The next bubble to burst will be the education bubble. Make no mistake about it, education is big business and, like other big businesses, it is in big trouble. What people outside the education bubble don’t realize and people inside won’t admit is that many colleges and universities are in the same position that major banks and financial institutions are: their assets (endowments down 30-40 percent this year) are plummeting, their liabilities (debts) are growing, most of their costs are fixed and rising, and their income (return on investments, support from government and private donations, etc.) is falling. – Mark C. Taylor, Columbia University
In his late 40s, my father reluctantly gave up the profession he loved (journalism) and accepted a position as director of public relations at a university so that he could put six of his seven kids through a good college on tuition waivers. He hated the job (public relations was anathema to newspapermen back then), but he stuck it out long enough to see all of us receive our diplomas, two with complimentary postgraduate degrees.
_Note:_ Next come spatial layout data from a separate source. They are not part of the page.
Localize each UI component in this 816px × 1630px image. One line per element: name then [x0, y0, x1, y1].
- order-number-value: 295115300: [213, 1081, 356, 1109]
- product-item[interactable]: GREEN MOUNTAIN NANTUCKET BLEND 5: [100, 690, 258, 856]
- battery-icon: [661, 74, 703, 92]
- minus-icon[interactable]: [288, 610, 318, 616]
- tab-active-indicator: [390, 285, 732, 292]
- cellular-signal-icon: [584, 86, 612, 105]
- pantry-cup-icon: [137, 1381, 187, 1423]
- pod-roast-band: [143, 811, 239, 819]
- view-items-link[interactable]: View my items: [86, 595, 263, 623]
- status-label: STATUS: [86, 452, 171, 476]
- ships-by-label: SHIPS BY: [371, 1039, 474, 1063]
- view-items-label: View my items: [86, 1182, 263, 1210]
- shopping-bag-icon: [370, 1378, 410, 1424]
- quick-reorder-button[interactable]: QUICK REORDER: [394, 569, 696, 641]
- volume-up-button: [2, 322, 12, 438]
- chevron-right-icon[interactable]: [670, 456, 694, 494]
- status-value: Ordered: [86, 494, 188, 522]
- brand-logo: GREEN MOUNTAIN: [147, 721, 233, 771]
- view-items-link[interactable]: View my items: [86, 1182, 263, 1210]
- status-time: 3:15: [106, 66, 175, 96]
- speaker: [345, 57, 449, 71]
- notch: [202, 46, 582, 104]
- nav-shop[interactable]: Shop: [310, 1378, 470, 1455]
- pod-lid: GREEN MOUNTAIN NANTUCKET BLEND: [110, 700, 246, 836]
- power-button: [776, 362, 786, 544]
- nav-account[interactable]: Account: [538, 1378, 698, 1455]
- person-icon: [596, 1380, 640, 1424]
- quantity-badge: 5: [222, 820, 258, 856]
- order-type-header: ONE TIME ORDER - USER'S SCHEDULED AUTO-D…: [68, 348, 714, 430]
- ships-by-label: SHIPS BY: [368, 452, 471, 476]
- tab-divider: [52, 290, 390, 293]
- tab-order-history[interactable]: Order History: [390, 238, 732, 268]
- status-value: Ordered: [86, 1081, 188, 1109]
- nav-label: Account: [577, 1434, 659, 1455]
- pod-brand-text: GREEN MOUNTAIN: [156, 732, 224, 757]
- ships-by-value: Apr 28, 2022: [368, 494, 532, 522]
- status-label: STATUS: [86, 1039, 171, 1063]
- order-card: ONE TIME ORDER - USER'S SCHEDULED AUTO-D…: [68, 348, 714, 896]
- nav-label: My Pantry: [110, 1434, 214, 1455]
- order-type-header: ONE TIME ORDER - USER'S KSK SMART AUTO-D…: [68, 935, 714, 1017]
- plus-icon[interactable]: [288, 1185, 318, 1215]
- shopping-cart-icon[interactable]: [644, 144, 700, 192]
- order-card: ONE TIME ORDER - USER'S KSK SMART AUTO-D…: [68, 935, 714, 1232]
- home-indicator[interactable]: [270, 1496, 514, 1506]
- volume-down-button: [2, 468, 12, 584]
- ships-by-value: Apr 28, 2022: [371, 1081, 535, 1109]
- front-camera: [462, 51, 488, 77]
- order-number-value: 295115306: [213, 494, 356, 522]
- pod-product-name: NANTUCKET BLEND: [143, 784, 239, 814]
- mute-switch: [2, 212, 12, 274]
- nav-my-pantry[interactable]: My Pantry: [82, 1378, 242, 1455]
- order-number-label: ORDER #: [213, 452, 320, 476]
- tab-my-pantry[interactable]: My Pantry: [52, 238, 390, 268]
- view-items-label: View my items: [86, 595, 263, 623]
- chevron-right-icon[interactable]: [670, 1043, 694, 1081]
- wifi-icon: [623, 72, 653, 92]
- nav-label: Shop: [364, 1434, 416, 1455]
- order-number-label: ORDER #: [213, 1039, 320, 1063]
There was never any debate in our family over the purpose of college. We all entered the groves of academe to get a well-rounded education, not to acquire a passport to a career. I can still remember vividly the disgust my father displayed when he related to me a conversation he’d had with the university’s director of admissions (DoA?), for whom higher education was simply a means of warehousing young people and keeping them out of the workforce for as long as possible — presumably to protect the previously employed from low-paid competitors. It didn’t make any sense to me either, and I shared his disgust.
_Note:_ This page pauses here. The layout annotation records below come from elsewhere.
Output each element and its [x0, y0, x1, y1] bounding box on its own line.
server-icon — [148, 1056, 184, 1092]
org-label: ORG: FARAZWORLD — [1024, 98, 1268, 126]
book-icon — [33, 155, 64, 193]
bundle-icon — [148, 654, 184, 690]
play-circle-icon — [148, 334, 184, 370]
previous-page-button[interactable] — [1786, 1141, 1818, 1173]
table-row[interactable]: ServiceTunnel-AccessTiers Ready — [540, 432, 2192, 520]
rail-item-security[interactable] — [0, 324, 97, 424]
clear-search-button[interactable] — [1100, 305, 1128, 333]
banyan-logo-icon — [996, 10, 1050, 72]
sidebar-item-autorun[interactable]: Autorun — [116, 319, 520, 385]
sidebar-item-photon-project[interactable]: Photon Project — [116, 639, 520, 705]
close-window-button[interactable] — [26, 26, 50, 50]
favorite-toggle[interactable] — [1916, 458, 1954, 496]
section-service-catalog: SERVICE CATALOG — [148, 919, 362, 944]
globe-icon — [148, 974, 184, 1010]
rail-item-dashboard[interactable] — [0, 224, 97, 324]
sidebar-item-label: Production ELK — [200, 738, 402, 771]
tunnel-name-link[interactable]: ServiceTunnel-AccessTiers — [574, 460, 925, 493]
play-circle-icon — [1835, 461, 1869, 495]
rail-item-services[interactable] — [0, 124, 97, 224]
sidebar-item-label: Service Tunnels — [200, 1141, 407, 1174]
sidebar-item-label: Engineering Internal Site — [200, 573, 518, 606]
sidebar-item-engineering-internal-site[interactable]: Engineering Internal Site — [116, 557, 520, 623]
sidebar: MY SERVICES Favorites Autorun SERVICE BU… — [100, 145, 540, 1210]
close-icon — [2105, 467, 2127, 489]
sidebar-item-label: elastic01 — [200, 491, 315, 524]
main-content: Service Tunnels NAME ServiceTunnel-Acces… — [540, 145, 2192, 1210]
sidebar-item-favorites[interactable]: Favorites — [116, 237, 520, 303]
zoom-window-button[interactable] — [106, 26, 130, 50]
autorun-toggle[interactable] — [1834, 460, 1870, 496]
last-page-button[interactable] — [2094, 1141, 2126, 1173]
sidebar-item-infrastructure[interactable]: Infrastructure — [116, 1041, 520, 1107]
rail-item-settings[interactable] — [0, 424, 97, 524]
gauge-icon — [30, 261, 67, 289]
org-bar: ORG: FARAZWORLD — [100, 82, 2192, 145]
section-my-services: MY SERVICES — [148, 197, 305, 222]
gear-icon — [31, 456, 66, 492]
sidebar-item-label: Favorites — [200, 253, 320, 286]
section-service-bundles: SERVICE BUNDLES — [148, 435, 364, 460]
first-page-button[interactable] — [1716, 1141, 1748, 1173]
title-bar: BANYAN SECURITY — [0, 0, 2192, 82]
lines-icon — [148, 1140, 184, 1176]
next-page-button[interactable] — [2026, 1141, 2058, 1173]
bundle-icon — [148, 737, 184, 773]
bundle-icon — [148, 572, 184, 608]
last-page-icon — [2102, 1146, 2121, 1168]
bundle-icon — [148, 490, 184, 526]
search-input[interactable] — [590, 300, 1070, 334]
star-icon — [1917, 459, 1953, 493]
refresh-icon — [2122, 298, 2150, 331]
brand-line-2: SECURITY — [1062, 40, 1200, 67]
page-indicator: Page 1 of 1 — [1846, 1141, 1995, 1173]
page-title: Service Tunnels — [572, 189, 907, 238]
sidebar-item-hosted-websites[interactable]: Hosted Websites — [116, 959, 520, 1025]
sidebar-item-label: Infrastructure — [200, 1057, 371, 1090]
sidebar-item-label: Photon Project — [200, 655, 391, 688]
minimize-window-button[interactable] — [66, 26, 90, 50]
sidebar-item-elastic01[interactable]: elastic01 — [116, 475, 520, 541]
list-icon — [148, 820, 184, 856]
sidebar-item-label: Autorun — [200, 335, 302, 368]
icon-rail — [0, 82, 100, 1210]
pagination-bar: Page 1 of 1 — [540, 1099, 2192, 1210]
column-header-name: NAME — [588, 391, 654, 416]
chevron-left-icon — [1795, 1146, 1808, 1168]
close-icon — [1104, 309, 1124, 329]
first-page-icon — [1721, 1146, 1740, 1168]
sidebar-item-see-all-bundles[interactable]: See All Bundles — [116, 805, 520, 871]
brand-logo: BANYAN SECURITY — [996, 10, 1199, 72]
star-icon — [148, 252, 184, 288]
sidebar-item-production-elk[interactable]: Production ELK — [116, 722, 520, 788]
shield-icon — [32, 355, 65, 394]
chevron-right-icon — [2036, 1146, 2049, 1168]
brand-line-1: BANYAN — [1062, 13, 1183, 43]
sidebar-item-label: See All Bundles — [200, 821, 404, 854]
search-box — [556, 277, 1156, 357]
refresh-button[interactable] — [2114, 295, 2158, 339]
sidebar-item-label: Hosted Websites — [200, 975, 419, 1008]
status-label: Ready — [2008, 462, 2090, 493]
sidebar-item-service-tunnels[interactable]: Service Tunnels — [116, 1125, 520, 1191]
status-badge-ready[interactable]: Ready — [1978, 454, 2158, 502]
The DoA’s dark vision of delayed maturity and social conditioning was already ascendant, however, and has since prevailed.
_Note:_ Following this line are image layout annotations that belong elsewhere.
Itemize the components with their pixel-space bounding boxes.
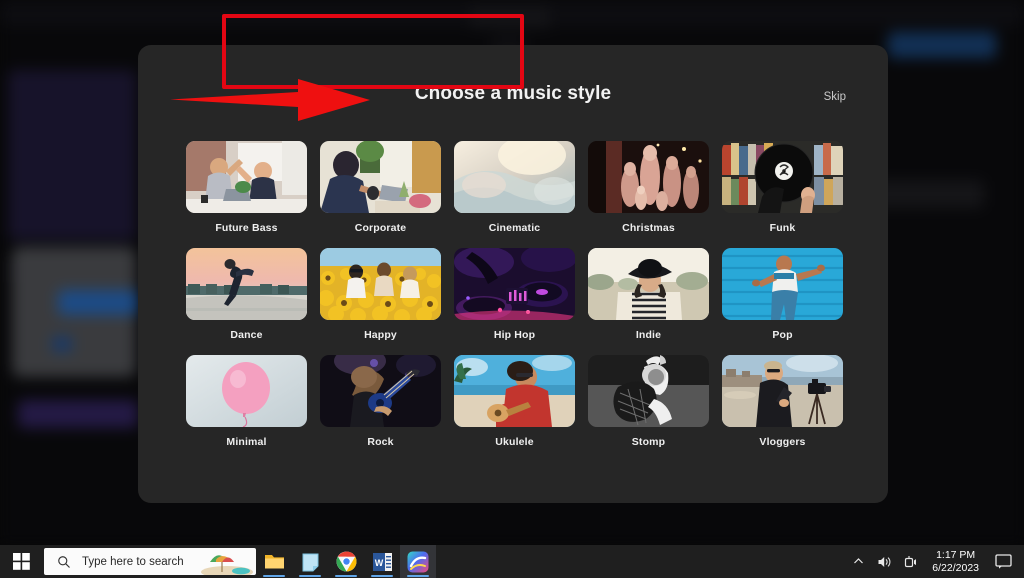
app-active-indicator	[263, 575, 285, 577]
style-card-pop[interactable]: Pop	[722, 248, 843, 341]
windows-taskbar: Type here to search W 1:17 PM 6/22/2023	[0, 545, 1024, 578]
background-center-chip	[470, 6, 550, 28]
volume-button[interactable]	[871, 545, 897, 578]
music-style-grid: Future Bass Corporate Cinematic Christma…	[186, 141, 843, 448]
style-card-label: Rock	[367, 436, 394, 448]
app-active-indicator	[335, 575, 357, 577]
show-hidden-icons-button[interactable]	[845, 545, 871, 578]
background-card-blue-bar	[58, 290, 138, 315]
style-card-ukulele[interactable]: Ukulele	[454, 355, 575, 448]
taskbar-app-microsoft-word[interactable]: W	[364, 545, 400, 578]
style-card-rock[interactable]: Rock	[320, 355, 441, 448]
style-card-vloggers[interactable]: Vloggers	[722, 355, 843, 448]
dialog-title: Choose a music style	[414, 83, 612, 104]
style-card-label: Stomp	[631, 436, 666, 448]
soft-blur-bokeh-thumbnail[interactable]	[454, 141, 575, 213]
pink-balloon-thumbnail[interactable]	[186, 355, 307, 427]
background-right-block	[874, 180, 984, 208]
vinyl-record-store-thumbnail[interactable]	[722, 141, 843, 213]
ukulele-beach-thumbnail[interactable]	[454, 355, 575, 427]
app-active-indicator	[407, 575, 429, 577]
windows-logo-icon	[12, 553, 30, 570]
notification-chat-icon	[994, 554, 1012, 569]
clock-date: 6/22/2023	[932, 561, 979, 574]
chevron-up-icon	[853, 558, 863, 564]
system-tray: 1:17 PM 6/22/2023	[845, 545, 1024, 578]
clock[interactable]: 1:17 PM 6/22/2023	[923, 549, 988, 575]
app-active-indicator	[299, 575, 321, 577]
google-chrome-icon	[336, 551, 356, 572]
style-card-label: Vloggers	[759, 436, 806, 448]
network-icon	[905, 555, 917, 567]
notifications-button[interactable]	[988, 545, 1018, 578]
woman-laptop-desk-thumbnail[interactable]	[320, 141, 441, 213]
style-card-label: Cinematic	[488, 222, 541, 234]
style-card-label: Happy	[364, 329, 397, 341]
sticky-notes-icon	[302, 553, 318, 571]
guitarist-stage-thumbnail[interactable]	[320, 355, 441, 427]
office-high-five-thumbnail[interactable]	[186, 141, 307, 213]
style-card-indie[interactable]: Indie	[588, 248, 709, 341]
search-icon	[58, 555, 70, 568]
taskbar-app-google-chrome[interactable]	[328, 545, 364, 578]
file-explorer-icon	[264, 555, 284, 569]
dancer-blue-wall-thumbnail[interactable]	[722, 248, 843, 320]
nativity-figurines-thumbnail[interactable]	[588, 141, 709, 213]
style-card-future-bass[interactable]: Future Bass	[186, 141, 307, 234]
svg-text:W: W	[374, 558, 383, 568]
filmora-editor-icon	[407, 551, 429, 572]
style-card-funk[interactable]: Funk	[722, 141, 843, 234]
taskbar-app-filmora-editor[interactable]	[400, 545, 436, 578]
dialog-header: Choose a music style Skip	[138, 45, 888, 131]
woman-hat-field-thumbnail[interactable]	[588, 248, 709, 320]
search-input[interactable]: Type here to search	[44, 548, 256, 575]
style-card-cinematic[interactable]: Cinematic	[454, 141, 575, 234]
style-card-label: Corporate	[354, 222, 407, 234]
taskbar-app-sticky-notes[interactable]	[292, 545, 328, 578]
style-card-label: Future Bass	[215, 222, 278, 234]
sunflower-field-friends-thumbnail[interactable]	[320, 248, 441, 320]
style-card-hip-hop[interactable]: Hip Hop	[454, 248, 575, 341]
speaker-icon	[878, 556, 891, 567]
vlogger-camera-beach-thumbnail[interactable]	[722, 355, 843, 427]
network-button[interactable]	[897, 545, 923, 578]
style-card-label: Pop	[772, 329, 793, 341]
search-placeholder-text: Type here to search	[82, 555, 184, 568]
skip-button[interactable]: Skip	[824, 91, 846, 103]
style-card-corporate[interactable]: Corporate	[320, 141, 441, 234]
style-card-label: Funk	[769, 222, 796, 234]
style-card-label: Christmas	[622, 222, 675, 234]
style-card-dance[interactable]: Dance	[186, 248, 307, 341]
style-card-minimal[interactable]: Minimal	[186, 355, 307, 448]
background-left-panel	[8, 70, 136, 240]
style-card-happy[interactable]: Happy	[320, 248, 441, 341]
style-card-stomp[interactable]: Stomp	[588, 355, 709, 448]
dancer-sunset-pier-thumbnail[interactable]	[186, 248, 307, 320]
style-card-label: Dance	[230, 329, 263, 341]
microsoft-word-icon: W	[372, 552, 392, 571]
background-card-blue-chip	[52, 336, 72, 352]
music-style-dialog: Choose a music style Skip Future Bass Co…	[138, 45, 888, 503]
start-button[interactable]	[0, 545, 42, 578]
background-purple-strip	[18, 400, 138, 428]
background-blue-button	[888, 32, 996, 58]
style-card-label: Ukulele	[495, 436, 534, 448]
style-card-label: Indie	[635, 329, 662, 341]
search-doodle-icon	[201, 555, 253, 575]
bw-dancer-hoodie-thumbnail[interactable]	[588, 355, 709, 427]
app-active-indicator	[371, 575, 393, 577]
dj-turntable-purple-thumbnail[interactable]	[454, 248, 575, 320]
taskbar-app-file-explorer[interactable]	[256, 545, 292, 578]
style-card-label: Minimal	[226, 436, 267, 448]
clock-time: 1:17 PM	[936, 548, 976, 561]
style-card-christmas[interactable]: Christmas	[588, 141, 709, 234]
style-card-label: Hip Hop	[493, 329, 536, 341]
How I rejoiced, then, when outfits like the Teaching Company started springing up in the 1980s — offering cassette recordings (and later CDs, DVDs, and online versions) of college courses taught by the best professors in America! All of a sudden, it became possible for anyone — not just the well-to-do and the offspring of college administrators — to enjoy the benefits of higher education without taking on long-term debt and suffering the soul-deadening side effects of campus culture.
The university system may now be in its final throes, but the death knell sounded 20 years ago.